Of course, with rising living standards I would expect the quality threshold we set would rise each year. When new interventions that are more cost-effective than old treatments are developed, they would be incorporated into the basic coverage. When new interventions that are significantly more effective (but not necessarily more cost-effective) than older treatments are developed, we could debate whether we wanted and could afford the higher quality incorporated into the basic coverage.
Unfortunately, too much of what we pay for now has no or only a very weak evidence base. As a result, more health care is not always better and, at least across geographic areas, is often worse. Notwithstanding the public’s desire to bring every promising new development on line immediately, we should demand convincing evidence that new interventions are much more effective than older ones or more cost-effective before we promise to cover them through third party payments.
MR. ANTOS replies: This is an attempt at clarification.
A new service might not emerge in the market if the regulatory barriers posed by reference pricing are too high, even if the service has great potential to improve health outcomes (although at a higher price than existing treatments). I agree with Bob that if the service is available, people could decide whether it is worth the higher price (assuming good information and consultation with their physician). But a narrowly-focused evaluation of effectiveness could miss some of the benefits, and that lack of complete information would skew consumer/physician decisions. If such a bias was expected by the potential innovator (such as a drug company), that could reduce the willingness of the innovator to risk huge sums of money on development of the product or service.

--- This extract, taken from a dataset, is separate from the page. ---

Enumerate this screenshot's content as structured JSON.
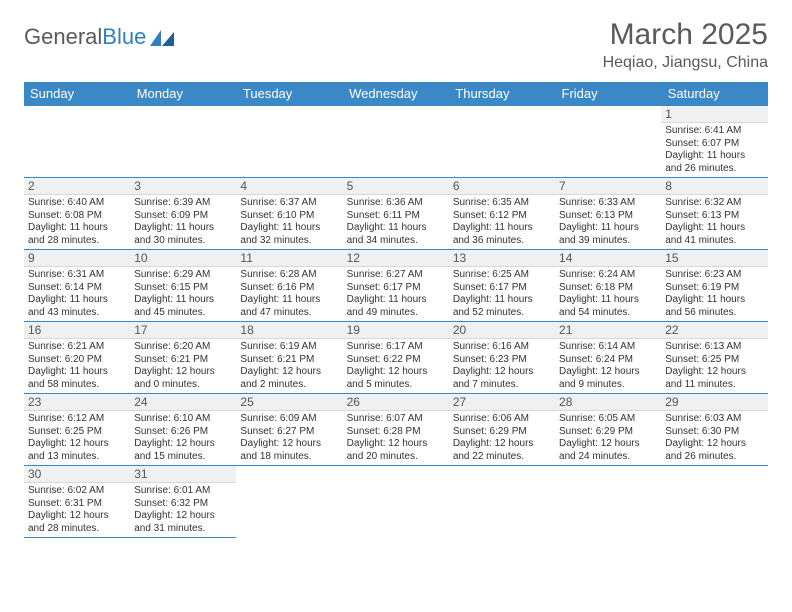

I agree that the basic standard of care would rise over time, but risky R&D could still be discouraged if the evaluation process is seen as flawed. As Bob said, the situation today is even worse, and most of what we do has little evidence to back it up. Of course, by modern regulatory standards, aspirin would not be on the market today because of its side effects even though it is a true wonder drug. There’s clearly a risk of going too far in either direction.